今ではすっかり宮崎名物になっている「肉巻きおにぎり」は発祥がわりとはっきりしている料理です。

元々、居酒屋の賄い料理だったものをお客に出したら大人気。
1997年11月にそれを販売する会社が設立されたという経緯のようです。
この料理のコンセプトはほかほかご飯に焼き肉という組み合わせ。

まあ、人気は出ますよね。
おにぎりと焼き肉、どっちが主役ということもないでしょうけど、少なくとも「肉抜きの肉巻きおにぎりとおにぎり抜きの肉巻きおにぎりとどっちが食べたい?」と訊かれたら「肉のみの方」に軍配が上がりそうです(なんちゅう二択やねん)。
同じように別の食材にお肉を巻いた料理は他の土地にもありまして京都府八幡市の名物に「八幡巻き」というのがあります。
こちらはごぼうに肉を巻いたもの。

その発祥は戦国時代に遡るそうですが元々は鰻やドジョウなどの川魚をごぼうに巻いた料理だったようです。
そして肉巻きおにぎりと真逆でこの料理の主役はあくまでも「ごぼう」。
八幡村(現在の八幡市)の特産だったごぼうを美味しく食べようというコンセプトから生まれた料理なのです。
今ではおせち料理の定番としてお馴染みになっていますがいつもいつも和風ではつまらない。
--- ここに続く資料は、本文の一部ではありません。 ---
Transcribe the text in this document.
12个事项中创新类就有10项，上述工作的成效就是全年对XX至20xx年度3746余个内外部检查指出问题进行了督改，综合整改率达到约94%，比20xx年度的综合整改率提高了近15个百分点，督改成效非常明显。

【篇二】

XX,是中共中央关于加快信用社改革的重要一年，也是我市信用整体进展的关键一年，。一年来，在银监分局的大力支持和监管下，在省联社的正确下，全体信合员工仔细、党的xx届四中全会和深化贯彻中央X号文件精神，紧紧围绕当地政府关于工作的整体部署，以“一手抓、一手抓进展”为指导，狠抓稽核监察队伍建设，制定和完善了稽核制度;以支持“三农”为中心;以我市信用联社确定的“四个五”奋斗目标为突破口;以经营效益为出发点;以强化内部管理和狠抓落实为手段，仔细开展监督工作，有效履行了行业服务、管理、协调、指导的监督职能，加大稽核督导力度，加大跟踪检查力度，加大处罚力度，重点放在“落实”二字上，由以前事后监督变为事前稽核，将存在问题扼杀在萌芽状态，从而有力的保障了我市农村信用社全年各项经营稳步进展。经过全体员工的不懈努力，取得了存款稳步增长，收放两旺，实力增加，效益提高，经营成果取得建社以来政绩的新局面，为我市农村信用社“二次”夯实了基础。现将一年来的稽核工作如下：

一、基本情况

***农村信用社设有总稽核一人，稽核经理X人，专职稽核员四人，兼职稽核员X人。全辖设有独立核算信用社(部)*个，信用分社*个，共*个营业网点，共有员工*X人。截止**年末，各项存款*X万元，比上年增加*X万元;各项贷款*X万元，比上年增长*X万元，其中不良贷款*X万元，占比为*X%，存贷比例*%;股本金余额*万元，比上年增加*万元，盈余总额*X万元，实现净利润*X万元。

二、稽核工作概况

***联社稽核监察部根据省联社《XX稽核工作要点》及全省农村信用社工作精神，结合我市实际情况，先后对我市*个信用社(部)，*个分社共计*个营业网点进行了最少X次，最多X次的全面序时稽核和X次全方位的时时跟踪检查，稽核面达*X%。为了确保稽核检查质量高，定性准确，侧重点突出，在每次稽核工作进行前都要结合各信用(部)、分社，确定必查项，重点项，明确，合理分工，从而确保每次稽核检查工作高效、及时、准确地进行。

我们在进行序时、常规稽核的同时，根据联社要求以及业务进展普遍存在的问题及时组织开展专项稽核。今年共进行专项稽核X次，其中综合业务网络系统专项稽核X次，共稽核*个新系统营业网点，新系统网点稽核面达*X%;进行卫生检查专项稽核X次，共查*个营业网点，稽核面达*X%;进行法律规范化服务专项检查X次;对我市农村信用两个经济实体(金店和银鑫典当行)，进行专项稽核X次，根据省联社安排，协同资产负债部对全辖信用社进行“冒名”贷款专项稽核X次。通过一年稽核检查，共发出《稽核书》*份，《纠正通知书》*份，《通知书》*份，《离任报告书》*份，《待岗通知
2022年はちょっと洋風のアレンジを加えた味付けに挑戦してみました。
【材料】(2人分)
-調理時間:10分-
- ごぼう:1/2本
- 塩、ブラックペッパー:少々
- 豚バラスライス:4枚
- 薄力粉:適宜
- オリーブオイル:24g(大匙2)
[調味料パート]
- バルサミコ酢:10g(小匙2)
- 濃口醤油:18g(大匙1)
【作り方】
- ごぼうは豚肉の幅より少し長め(3?4cm)に切り更に4つ割りにして水に放ち10分おきます。
- フライパンにオリーブオイルの半量(12g=大匙1)を入れて中火にかけ水気を切ったごぼうを入れてしっかり目に炒めて塩、ブラックペッパーで味付けをします。
- 豚肉をまな板の上に広げて薄く薄力粉を振ります。ごぼうの1/4量を肉の端に載せて巻いていき巻き終わりに薄力粉を付けて接着します。
- フライパンにオリーブオイルの残りを入れて中火にかけ3.を巻き終わりを下にして並べてしっかり焼き色が付くまで蒸し焼きにします。これを転がしながら全面に焼き色を付けます。
- 4.に[調味料パート]を加えて絡ませながらほぼ水気がなくなるまで炒めればできあがり。
【一口メモ】
- ごぼうは煮ずに炒めているのでシャキシャキした食感がしっかり残っていて主役の貫禄を醸し出しています。それを巻く肉も濃い目の味付けがザ・おせちって感じ。
- 影の立役者はバルサミコ酢。ともすれば和風の重たい味付けになりがちな料理の風味をおしゃれな洋食に変えてくれています。
- ごぼうと同じ太さに切った人参やグリーンアスパラを下茹でして一緒に巻いても楽しいですよ。